REPUBLIKA.CO.ID, KAIRO -- Mesir membatasi penjualan rompi kuning menjelang peringatan gerakan revolusi 2011. Pembatasan ini dilakukan untuk menghindari munculnya demonstrasi warga Mesir karena meniru unjuk rasa 'rompi kuning' yang terjadi di Prancis.
BBC melaporkan, penjual peralatan keamanan hanya dapat menjual rompi kuning secara grosir kepada perusahaan-perusahaan terverifikasi yang telah mendapatkan persetujuan polisi. Pejabat juga telah meminta pemilik toko untuk melaporkan siapa pun yang mencoba untuk membeli rompi kuning.
Ribuan pengunjuk rasa di Prancis mengenakan rompi kuning selama melakukan demonstrasi antipemerintah beberapa pekan terakhir ini. Awalnya, mereka keberatan dengan rencana kenaikan pajak bahan bakar, tapi kemudian menunjukkan ketidakpuasan yang lebih luas terkait kebijakan ekonomi Presiden Prancis Emmanuel Macron.
Setelah demonstrasi yang diwarnai kerusuhan terus terjadi selama empat minggu, Macron menawarkan kenaikan upah minimum dan konsesi pajak.
Para pengunjuk rasa di luar Prancis, termasuk di Belgia dan Belanda, juga telah mengadopsi pakaian serupa dalam melakukan aksi protes, yaitu rompi kuning. Sementara, situs berita Inggris The Independent melaporkan adanya gerakan 'rompi merah' yang telah diluncurkan di Tunisia.
Baca juga, Demonstran Rompi Kuning: Ada Ketidakadilan Sosial di Prancis.
Media Pemerintah Mesir melaporkan, aksi protes 'rompi kuning' di Prancis secara potensial bisa ditiru di Mesir. Pihak berwenang Mesir khawatir warganya akan melakukan aksi serupa untuk memperingati penggulingan mantan presiden Mesir Husni Mubarak pada 25 Januari 2011 seperti yang mereka lakukan pada tahun-tahun sebelumnya.
Seorang pria bernama Mohamed Ramadhan telah ditahan selama 15 hari dan dituduh mengganggu ketertiban umum. Ia memiliki rompi kuning dan mengunggahnya di jejaring sosial Facebook.
Sementara itu, beberapa pemilik toko telah diminta untuk menandatangani surat perjanjian untuk tidak menjual pakaian itu. Pembatasan penjualan rompi kuning akan berlaku hingga akhir Januari.

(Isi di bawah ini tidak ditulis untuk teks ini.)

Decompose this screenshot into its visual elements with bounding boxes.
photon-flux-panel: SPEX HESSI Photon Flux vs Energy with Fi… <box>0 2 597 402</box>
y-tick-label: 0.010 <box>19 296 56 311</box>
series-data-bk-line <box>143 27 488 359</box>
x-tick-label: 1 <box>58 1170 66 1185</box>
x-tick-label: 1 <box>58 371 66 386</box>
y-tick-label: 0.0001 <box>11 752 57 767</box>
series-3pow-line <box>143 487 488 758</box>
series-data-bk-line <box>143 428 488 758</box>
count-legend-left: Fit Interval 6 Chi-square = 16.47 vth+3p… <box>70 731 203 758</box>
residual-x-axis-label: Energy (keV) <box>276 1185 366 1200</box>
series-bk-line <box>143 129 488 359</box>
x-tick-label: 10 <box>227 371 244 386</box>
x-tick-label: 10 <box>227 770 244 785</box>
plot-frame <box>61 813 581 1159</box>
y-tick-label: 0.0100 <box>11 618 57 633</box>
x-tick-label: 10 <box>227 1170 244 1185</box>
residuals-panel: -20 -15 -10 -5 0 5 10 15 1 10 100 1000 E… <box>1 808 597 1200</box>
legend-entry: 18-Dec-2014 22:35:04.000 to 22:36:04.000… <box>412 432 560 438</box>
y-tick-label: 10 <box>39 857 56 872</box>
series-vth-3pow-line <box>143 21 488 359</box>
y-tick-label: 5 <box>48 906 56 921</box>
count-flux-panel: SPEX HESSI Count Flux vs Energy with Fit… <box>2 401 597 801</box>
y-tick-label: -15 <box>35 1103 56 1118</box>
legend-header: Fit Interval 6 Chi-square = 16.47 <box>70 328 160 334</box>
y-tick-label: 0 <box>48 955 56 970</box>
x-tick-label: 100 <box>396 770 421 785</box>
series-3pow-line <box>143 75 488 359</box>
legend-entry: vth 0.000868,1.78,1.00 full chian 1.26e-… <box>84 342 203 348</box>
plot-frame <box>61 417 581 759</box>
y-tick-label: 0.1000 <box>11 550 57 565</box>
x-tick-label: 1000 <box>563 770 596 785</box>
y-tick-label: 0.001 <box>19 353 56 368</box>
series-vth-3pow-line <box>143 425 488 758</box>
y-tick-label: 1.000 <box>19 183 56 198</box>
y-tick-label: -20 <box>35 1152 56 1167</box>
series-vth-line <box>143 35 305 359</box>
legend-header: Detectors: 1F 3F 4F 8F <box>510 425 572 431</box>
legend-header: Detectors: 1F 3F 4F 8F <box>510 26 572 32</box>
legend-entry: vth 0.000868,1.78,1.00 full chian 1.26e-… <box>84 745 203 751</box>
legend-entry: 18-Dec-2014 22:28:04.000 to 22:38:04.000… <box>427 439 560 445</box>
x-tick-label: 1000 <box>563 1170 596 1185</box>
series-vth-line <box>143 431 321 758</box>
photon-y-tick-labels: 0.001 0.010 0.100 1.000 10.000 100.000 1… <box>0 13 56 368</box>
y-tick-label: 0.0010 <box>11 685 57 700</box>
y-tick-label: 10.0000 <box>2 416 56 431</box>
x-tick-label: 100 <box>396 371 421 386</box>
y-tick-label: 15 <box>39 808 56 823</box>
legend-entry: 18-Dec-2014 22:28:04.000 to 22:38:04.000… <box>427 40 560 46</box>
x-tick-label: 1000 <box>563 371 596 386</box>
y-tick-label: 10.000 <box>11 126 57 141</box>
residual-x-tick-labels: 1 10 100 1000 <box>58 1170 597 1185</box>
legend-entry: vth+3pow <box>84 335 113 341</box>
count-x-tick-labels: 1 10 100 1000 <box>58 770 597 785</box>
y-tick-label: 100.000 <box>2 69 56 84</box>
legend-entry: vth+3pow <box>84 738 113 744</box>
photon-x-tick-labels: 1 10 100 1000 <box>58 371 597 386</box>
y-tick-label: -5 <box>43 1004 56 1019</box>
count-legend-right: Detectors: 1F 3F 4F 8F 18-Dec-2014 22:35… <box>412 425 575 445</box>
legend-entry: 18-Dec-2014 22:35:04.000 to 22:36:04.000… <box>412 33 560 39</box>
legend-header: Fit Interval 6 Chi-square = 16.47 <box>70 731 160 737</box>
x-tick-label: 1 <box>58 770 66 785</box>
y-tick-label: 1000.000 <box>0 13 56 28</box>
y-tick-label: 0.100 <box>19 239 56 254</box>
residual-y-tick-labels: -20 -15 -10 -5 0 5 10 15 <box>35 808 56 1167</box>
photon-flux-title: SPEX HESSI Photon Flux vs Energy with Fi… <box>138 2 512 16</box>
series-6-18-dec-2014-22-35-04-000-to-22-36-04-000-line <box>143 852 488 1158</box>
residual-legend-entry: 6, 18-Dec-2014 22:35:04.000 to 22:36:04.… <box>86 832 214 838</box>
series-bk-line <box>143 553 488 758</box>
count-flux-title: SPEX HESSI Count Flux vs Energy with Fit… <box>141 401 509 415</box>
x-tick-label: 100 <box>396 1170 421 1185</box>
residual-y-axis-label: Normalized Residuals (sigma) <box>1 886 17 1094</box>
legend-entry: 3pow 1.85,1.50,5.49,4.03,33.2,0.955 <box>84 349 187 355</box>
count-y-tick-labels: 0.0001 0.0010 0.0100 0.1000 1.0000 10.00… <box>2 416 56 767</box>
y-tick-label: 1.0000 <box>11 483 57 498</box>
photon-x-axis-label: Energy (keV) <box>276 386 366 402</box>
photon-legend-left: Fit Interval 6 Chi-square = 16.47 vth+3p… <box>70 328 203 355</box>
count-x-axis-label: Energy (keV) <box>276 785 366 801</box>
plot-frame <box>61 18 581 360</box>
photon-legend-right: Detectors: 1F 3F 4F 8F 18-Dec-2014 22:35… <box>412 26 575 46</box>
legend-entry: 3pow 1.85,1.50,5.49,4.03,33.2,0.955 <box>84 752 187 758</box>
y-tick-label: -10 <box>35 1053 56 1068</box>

Presiden Mesir Abdul Fattah al-Sisi yang dilantik untuk masa jabatan kedua pada Juni lalu telah bersumpah untuk menghentikan kekerasan, terorisme, dan ekstremisme. Tapi, kelompok-kelompok hak asasi manusia telah menuduhnya mencoba menghancurkan semua perbedaan politik di Mesir.